The present invention relates in general to high speed logic circuitry, and in particular to current-controlled CMOS (or C3MOS(trademark)) logic circuits with inductive broadbanding.
For a number of reasons CMOS is the logic family of choice in today""s VLSI devices. Due to the complementary nature of its operation, CMOS logic consumes zero static power. CMOS also readily scales with technology. These two features are highly desirable given the drastic growth in demand for low power and portable electronic devices. Further, with the computer aided design (CAD) industry""s focus on developing automated design tools for CMOS based technologies, the cost and the development time of CMOS VLSI devices has reduced significantly.
The one drawback of the CMOS logic family, however, remains its limited speed. That is, conventional CMOS logic has not achieved the highest attainable switching speeds made possible by modem sub-micron CMOS technologies.
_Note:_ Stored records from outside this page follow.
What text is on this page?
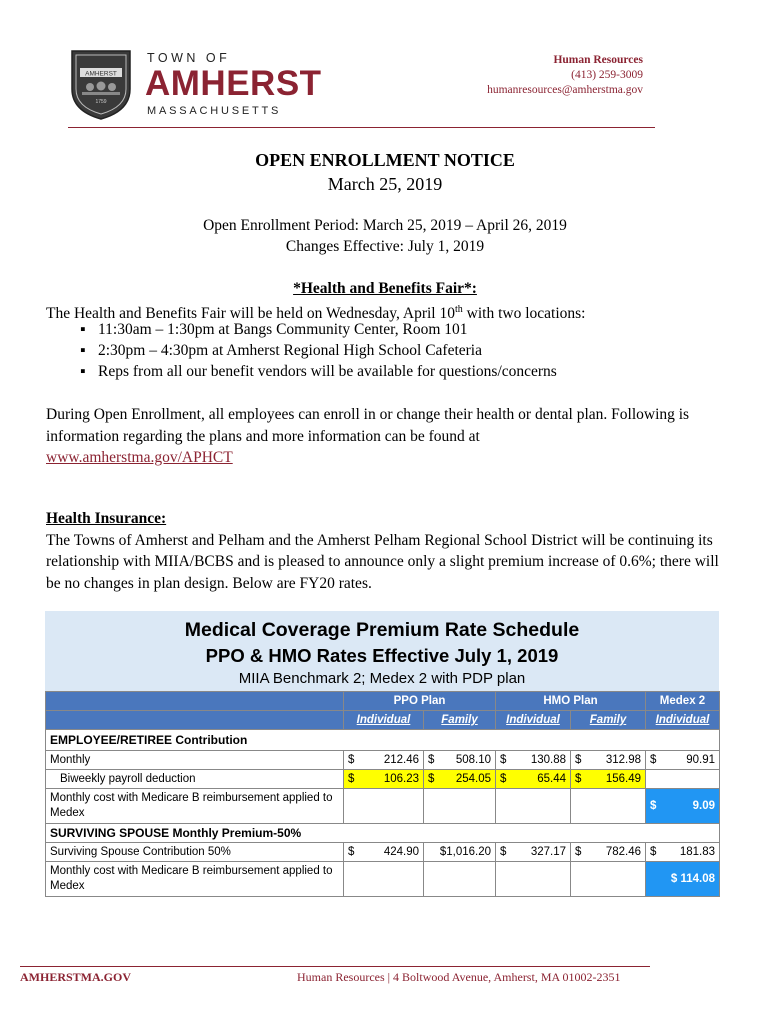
AMHERST
1759
TOWN OF
AMHERST
MASSACHUSETTS
Human Resources
(413) 259-3009
humanresources@amherstma.gov
OPEN ENROLLMENT NOTICE
March 25, 2019
Open Enrollment Period: March 25, 2019 – April 26, 2019
Changes Effective: July 1, 2019
*Health and Benefits Fair*:
The Health and Benefits Fair will be held on Wednesday, April 10th with two locations:
▪ 11:30am – 1:30pm at Bangs Community Center, Room 101
▪ 2:30pm – 4:30pm at Amherst Regional High School Cafeteria
▪ Reps from all our benefit vendors will be available for questions/concerns
During Open Enrollment, all employees can enroll in or change their health or dental plan. Following is information regarding the plans and more information can be found at
www.amherstma.gov/APHCT
Health Insurance:
The Towns of Amherst and Pelham and the Amherst Pelham Regional School District will be continuing its relationship with MIIA/BCBS and is pleased to announce only a slight premium increase of 0.6%; there will be no changes in plan design. Below are FY20 rates.
Medical Coverage Premium Rate Schedule
PPO & HMO Rates Effective July 1, 2019
MIIA Benchmark 2; Medex 2 with PDP plan
	PPO Plan		HMO Plan		Medex 2
	Individual	Family	Individual	Family	Individual
EMPLOYEE/RETIREE Contribution					
Monthly	$ 212.46	$ 508.10	$ 130.88	$ 312.98	$ 90.91

Biweekly payroll deduction	$ 106.23	$ 254.05	$ 65.44	$ 156.49	

Monthly cost with Medicare B reimbursement applied to Medex					$ 9.09

SURVIVING SPOUSE Monthly Premium-50%					
Surviving Spouse Contribution 50%	$ 424.90	$1,016.20	$ 327.17	$ 782.46	$ 181.83

Monthly cost with Medicare B reimbursement applied to Medex					$ 114.08
AMHERSTMA.GOV	Human Resources | 4 Boltwood Avenue, Amherst, MA 01002-2351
As a result of the speed limitations of conventional CMOS logic, integrated circuit applications in the Giga Hertz frequency range have had to look to alternative technologies such as ultra high speed bipolar circuits and Gallium Arsenide (GaAs). These alternative technologies, however, have drawbacks of their own that have made them more of a specialized field with limited applications as compared to silicon MOSFET that has had widespread use and support by the industry. In particular, compound semiconductors such as GaAs are more susceptible to defects that degrade device performance, and suffer from increased gate leakage current and reduced noise margins. Furthermore, attempts to reliably fabricate a high quality oxide layer using GaAs have not thus far met with success. This has made it difficult to fabricate GaAs FETs, limiting the GaAs technology to junction field-effect transistors (JFETs) or Schottky barrier metal semiconductor field-effect transistors (MESFETs). A major drawback of the bipolar technology, among others, is its higher current dissipation even for circuits that operate at lower frequencies.
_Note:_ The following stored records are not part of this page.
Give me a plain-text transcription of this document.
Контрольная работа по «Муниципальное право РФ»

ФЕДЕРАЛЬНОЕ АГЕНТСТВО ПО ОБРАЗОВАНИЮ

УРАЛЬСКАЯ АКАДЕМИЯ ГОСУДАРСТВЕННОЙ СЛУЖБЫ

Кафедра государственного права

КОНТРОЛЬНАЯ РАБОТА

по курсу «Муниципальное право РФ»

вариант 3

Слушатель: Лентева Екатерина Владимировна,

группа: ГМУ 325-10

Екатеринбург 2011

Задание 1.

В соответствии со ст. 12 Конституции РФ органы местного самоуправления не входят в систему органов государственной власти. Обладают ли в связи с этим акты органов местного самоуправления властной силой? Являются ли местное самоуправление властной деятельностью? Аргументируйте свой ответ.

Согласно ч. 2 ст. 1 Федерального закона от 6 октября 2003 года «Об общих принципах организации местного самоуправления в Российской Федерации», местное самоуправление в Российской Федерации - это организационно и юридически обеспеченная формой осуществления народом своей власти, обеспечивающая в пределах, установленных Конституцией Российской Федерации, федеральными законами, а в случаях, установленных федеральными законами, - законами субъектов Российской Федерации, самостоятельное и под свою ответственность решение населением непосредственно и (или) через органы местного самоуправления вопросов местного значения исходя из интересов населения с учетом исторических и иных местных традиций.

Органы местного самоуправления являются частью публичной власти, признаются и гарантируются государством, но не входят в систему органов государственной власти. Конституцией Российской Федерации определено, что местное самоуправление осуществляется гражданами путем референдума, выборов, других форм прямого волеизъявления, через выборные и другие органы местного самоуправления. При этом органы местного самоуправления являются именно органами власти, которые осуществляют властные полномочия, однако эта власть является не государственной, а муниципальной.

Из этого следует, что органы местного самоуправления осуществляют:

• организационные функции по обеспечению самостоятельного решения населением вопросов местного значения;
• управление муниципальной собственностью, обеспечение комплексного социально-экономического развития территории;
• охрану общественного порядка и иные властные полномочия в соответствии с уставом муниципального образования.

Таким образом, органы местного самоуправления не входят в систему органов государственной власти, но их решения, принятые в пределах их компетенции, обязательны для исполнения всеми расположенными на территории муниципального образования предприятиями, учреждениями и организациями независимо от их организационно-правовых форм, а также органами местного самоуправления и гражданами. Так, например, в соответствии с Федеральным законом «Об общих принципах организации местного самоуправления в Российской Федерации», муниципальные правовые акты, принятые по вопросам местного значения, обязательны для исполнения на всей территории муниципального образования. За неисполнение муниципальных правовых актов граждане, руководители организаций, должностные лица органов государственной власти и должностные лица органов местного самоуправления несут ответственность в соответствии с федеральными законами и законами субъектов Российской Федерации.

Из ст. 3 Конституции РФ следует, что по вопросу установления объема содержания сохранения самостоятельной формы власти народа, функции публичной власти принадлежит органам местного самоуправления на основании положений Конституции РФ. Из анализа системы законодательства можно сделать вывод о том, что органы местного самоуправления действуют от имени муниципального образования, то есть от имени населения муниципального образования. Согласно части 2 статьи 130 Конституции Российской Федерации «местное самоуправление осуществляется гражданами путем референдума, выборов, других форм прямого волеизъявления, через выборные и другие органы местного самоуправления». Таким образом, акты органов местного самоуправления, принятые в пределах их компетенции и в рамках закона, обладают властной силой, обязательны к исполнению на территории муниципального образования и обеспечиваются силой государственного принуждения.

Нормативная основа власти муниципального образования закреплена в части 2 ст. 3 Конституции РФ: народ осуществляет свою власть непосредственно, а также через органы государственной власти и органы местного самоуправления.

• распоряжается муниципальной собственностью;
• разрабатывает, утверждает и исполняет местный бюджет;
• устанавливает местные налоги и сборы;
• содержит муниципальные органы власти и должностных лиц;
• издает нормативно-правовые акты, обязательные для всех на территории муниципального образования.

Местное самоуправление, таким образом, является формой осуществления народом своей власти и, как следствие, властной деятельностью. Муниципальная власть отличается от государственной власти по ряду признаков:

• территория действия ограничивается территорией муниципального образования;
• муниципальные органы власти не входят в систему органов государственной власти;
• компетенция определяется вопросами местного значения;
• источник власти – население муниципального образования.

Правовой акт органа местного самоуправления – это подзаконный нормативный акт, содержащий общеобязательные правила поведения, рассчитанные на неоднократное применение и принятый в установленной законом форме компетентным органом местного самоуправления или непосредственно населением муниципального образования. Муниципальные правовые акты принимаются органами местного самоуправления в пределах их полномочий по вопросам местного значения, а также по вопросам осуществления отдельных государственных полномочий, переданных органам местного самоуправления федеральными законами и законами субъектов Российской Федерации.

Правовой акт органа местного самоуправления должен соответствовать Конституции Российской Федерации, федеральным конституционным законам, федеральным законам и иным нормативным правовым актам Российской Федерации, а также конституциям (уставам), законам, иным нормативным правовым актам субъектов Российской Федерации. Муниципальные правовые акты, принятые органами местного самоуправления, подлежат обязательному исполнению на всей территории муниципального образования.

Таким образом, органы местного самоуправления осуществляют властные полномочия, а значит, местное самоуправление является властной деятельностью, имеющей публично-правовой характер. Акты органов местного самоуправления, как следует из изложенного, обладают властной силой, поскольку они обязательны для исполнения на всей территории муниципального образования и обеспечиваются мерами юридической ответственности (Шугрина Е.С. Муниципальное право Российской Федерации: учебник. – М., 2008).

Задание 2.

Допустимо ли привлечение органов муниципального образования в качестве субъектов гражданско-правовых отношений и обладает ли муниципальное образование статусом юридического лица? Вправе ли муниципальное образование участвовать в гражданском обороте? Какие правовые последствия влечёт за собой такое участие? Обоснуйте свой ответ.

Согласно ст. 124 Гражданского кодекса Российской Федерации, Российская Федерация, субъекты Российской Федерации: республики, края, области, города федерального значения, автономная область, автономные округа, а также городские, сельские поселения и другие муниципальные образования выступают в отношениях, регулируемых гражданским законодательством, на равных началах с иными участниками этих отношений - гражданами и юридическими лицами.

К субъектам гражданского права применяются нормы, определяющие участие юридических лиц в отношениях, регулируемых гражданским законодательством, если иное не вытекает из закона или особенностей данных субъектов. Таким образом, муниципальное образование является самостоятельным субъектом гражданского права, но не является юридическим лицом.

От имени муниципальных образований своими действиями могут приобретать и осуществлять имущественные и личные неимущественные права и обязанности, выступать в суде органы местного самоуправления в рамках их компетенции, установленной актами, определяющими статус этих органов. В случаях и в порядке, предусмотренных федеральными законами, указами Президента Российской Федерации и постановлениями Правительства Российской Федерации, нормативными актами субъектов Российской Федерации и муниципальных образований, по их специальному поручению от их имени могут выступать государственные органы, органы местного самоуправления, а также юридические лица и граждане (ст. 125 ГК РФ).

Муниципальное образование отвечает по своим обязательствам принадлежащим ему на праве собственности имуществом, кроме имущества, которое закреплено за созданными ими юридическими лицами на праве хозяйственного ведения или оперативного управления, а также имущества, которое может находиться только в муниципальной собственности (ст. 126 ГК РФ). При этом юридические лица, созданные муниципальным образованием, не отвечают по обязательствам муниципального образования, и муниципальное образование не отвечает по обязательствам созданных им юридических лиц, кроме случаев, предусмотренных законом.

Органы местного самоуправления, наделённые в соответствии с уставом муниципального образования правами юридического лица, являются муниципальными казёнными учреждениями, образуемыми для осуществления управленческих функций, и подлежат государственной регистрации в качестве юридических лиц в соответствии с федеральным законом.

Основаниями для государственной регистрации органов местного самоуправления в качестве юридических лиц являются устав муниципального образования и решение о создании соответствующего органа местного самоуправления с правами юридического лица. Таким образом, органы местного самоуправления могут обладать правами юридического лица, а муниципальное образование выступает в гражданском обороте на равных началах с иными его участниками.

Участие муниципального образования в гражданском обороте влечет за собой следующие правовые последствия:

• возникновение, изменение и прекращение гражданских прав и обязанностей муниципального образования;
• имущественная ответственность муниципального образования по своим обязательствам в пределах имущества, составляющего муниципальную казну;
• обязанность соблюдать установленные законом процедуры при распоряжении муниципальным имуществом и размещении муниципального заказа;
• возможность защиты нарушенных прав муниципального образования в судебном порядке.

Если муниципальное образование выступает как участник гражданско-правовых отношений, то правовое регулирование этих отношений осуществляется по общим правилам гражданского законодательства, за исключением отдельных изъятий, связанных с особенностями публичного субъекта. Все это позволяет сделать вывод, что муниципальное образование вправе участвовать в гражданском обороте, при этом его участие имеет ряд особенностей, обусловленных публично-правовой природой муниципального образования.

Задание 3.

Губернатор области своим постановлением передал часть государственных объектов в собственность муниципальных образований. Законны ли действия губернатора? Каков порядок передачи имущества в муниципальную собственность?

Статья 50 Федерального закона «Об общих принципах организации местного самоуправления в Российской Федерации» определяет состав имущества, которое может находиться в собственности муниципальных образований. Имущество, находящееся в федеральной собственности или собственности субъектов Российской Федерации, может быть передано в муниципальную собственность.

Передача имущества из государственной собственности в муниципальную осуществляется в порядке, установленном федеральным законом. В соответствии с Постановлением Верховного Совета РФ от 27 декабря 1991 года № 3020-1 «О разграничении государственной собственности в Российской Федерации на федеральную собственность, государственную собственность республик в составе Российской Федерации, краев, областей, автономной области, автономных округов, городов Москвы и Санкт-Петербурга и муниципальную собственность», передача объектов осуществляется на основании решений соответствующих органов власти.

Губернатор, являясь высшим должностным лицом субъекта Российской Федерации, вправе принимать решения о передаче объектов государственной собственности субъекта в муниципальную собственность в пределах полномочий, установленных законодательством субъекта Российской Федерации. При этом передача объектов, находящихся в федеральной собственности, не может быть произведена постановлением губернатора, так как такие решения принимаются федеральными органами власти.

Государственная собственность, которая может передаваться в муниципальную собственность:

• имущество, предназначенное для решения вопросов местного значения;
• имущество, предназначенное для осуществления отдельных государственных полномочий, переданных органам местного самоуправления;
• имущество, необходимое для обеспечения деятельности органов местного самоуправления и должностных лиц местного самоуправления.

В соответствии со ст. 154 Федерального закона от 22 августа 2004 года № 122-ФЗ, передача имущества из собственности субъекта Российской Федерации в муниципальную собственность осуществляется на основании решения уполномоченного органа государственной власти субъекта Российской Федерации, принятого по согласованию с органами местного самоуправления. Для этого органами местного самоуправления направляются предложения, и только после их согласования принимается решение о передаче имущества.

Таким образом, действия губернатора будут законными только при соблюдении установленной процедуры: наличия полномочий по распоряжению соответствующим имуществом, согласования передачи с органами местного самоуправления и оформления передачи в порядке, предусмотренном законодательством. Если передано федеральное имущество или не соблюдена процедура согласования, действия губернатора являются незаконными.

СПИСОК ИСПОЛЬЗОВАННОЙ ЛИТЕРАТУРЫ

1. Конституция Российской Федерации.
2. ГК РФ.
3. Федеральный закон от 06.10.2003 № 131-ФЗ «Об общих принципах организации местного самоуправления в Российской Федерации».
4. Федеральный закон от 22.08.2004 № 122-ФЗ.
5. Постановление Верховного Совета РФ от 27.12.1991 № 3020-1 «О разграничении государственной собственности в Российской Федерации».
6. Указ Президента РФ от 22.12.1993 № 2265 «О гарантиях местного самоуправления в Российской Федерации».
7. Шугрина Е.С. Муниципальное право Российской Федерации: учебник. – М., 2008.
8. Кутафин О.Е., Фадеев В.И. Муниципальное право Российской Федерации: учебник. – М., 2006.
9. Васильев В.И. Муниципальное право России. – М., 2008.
A significant improvement in speed of operation of CMOS circuitry has been achieved by a family of CMOS logic that is based on current-controlled mechanism. Current-controlled CMOS (or C3MOS) logic is described in greater detail in commonly-assigned patent application Ser. No. 09/484,856 entitled xe2x80x9cCurrent-Controlled CMOS Logic Family,xe2x80x9d by Hairapetian, which is hereby incorporated in its entirety for all purposes. The basic building block of the C3MOS logic family uses a pair of conventional MOSFETs that steer current between a pair of load devices in response to a difference between a pair of input signals. Thus, unlike conventional CMOS logic, C3MOS logic dissipates static current, but operates at much higher speeds.
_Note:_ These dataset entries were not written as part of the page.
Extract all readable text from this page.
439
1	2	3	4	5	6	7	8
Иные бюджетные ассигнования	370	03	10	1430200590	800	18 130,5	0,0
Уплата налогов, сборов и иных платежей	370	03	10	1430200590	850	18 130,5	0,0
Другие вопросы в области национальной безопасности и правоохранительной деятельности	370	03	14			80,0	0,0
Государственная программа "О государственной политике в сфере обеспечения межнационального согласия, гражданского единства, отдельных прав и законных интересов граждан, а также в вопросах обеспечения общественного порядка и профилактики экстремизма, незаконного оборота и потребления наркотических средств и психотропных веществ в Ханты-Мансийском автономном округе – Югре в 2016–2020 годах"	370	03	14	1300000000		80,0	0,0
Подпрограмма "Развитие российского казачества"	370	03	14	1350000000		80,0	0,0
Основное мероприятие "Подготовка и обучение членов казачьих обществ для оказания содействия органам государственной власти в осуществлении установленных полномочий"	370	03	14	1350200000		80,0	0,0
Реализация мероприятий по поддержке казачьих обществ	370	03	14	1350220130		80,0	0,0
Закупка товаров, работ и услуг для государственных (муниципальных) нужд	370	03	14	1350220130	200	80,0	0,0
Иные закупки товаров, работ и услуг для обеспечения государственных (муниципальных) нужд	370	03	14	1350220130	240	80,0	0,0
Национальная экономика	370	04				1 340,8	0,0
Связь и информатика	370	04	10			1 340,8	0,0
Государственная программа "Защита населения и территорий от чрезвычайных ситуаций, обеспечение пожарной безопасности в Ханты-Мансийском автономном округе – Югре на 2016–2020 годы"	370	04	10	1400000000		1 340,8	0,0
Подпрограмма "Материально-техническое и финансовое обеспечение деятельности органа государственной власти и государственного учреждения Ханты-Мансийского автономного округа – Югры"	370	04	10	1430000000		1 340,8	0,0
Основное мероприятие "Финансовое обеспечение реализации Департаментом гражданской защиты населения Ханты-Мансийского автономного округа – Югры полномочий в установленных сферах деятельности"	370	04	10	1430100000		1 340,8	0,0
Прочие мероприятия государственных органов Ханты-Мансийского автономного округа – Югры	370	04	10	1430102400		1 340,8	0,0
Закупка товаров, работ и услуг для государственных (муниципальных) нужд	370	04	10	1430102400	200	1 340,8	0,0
According to one aspect of the invention, to further enhance speed of operation of circuits implemented in CMOS technology, the present invention introduces inductive elements in the C3MOS circuits. In a specific embodiment, a spiral inductor is inserted in series with the load devices of selected C3MOS structures that process high-bandwidth data signals. The resulting series combination of inductor and resistive element (e.g., polysilicon resistors) that is in parallel with an existing capacitive load provides a high impedance at a higher bandwidth than would be possible without the presence of the inductor. Optimized values for the inductors ensure appropriate placement of the circuit""s natural frequencies in the complex plane to achieve fast rise and fall times with appropriate overshoot and undershoot. The present invention combines the use of this type of shunt peaking with C3MOS circuits that process broadband bi-level (i.e., digital as opposed to analog) differential signals. The combination of these characteristics allows for improvement of the output signal""s inter-symbol interference without any increase in power dissipation.
According to another aspect of the invention, a multiplexer circuit includes C3MOS with inductive broadbanding to facilitate operation at ultra-high frequencies.
According to another aspect of the invention, a flip-flop is implemented utilizing C3MOS with inductive broadbanding to operate at ultra-high frequencies.
According to another aspect of the invention, a complementary metal-oxide-semiconductor (CMOS) logic circuitry combines on the same silicon substrate, current-controlled MOSFET circuitry of the type described above for high speed signal processing, with conventional CMOS logic that does not dissipate static current. Examples of such combined circuitry include serializer/deserializer circuitry used in high speed serial links, high speed phase-locked loop dividers, and the like.